Conditional Akt activation promotes androgen-independent progression of prostate cancer

• Published in: Carcinogenesis (New York) Vol. 28; no. 3; pp. 572 - 583
• Main Authors: Li, Benyi, Sun, Aijing, Youn, Hyewon, Hong, Yan, Terranova, Paul F., Thrasher, J.Brantley, Xu, Pingyi, Spencer, David
• Format: Journal Article
• Language: English
• Published: Oxford Oxford University Press 01.03.2007; Oxford Publishing Limited (England)

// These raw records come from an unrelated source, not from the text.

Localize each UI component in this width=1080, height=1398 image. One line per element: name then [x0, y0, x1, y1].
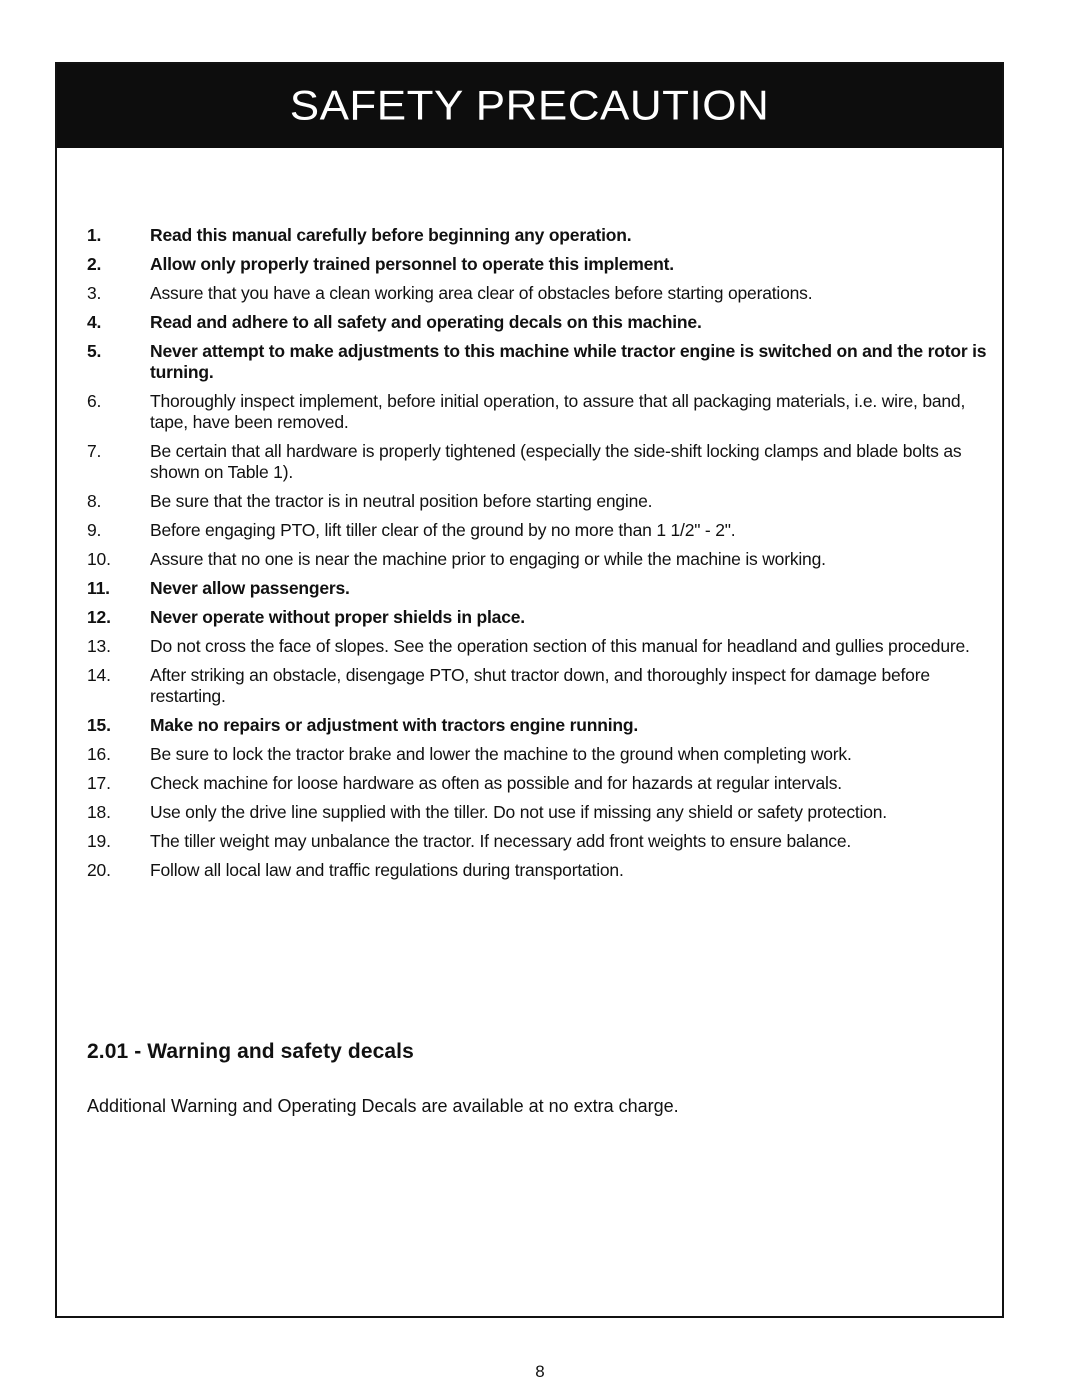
- list-item: [87, 254, 987, 275]
- rule-text: Make no repairs or adjustment with tractors engine running.: [150, 715, 639, 735]
- rule-text: After striking an obstacle, disengage PTO, shut tractor down, and thoroughly inspect for damage before restarting.: [150, 665, 930, 706]
- rule-text: The tiller weight may unbalance the tractor. If necessary add front weights to ensure balance.: [150, 831, 852, 851]
- page-title: SAFETY PRECAUTION: [289, 82, 770, 129]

• Subjects: Androgens - physiology; Animals; Biological and medical sciences; Carcinogenesis, carcinogens and anticarcinogens; Cell Division; Cell Line, Tumor; Cell Survival; Culture Media; Dimerization; Disease Progression; Enzyme Activation; Gynecology. Andrology. Obstetrics; Humans; Male; Male genital diseases; Medical sciences; Mice; Mice, Nude; Nephrology. Urinary tract diseases; Prostatic Neoplasms - enzymology; Prostatic Neoplasms - pathology; Proto-Oncogene Proteins c-akt - metabolism; Transplantation, Heterologous; Tumors; Tumors of the urinary system; Urinary tract. Prostate gland; Urinary system disease; Prostate disease; Androgen; Hormonoindependence; Tumor progression; Akt protein kinase; Malignant tumor; Sex steroid hormone; Male genital diseases; Prostate cancer
• ISSN: 0143-3334; 1460-2180
• DOI: 10.1093/carcin/bgl193

Aggressive androgen-independent (also termed as hormone-refractory) prostate cancer is a major clinical obstacle because there is no means to cure. Previous studies have shown that Akt activation is associated with prostate cancer progression from androgen-dependent to androgen-independent stage. However, its causative role in this process has not been established. One of the major limitations is the lack of a well-controlled inducible system to study Akt involvement. Recently, we developed a novel inducible Akt (iAKT) system based on a chemically induced dimerization (CID) approach. This system allows for conditional activation of Akt in a physiological setting. Utilizing this iAKT system, we found that Akt activation prevented cell death after serum withdrawal and promoted cell proliferation in the absence of androgen in vitro in human prostate cancer LNCaP cells, which should stop growing after androgen withdrawal or even die after serum starvation. The iAKT-induced death protection and growth promotion were further demonstrated in vivo using a transgenic mouse model that expresses the iAKT system conditionally in the prostate epithelium. Most importantly, in a mouse xenograft model derived from LNCaP cells, iAKT activation promoted tumor growth in castrated animals by enhancing cell proliferation and inhibiting apoptosis. Taken together, our data suggest that Akt activation is playing a causative role in androgen-independent progression of prostate cancer. This study provides a significant relevance of Akt-targeted therapy for hormone-refractory prostate cancers.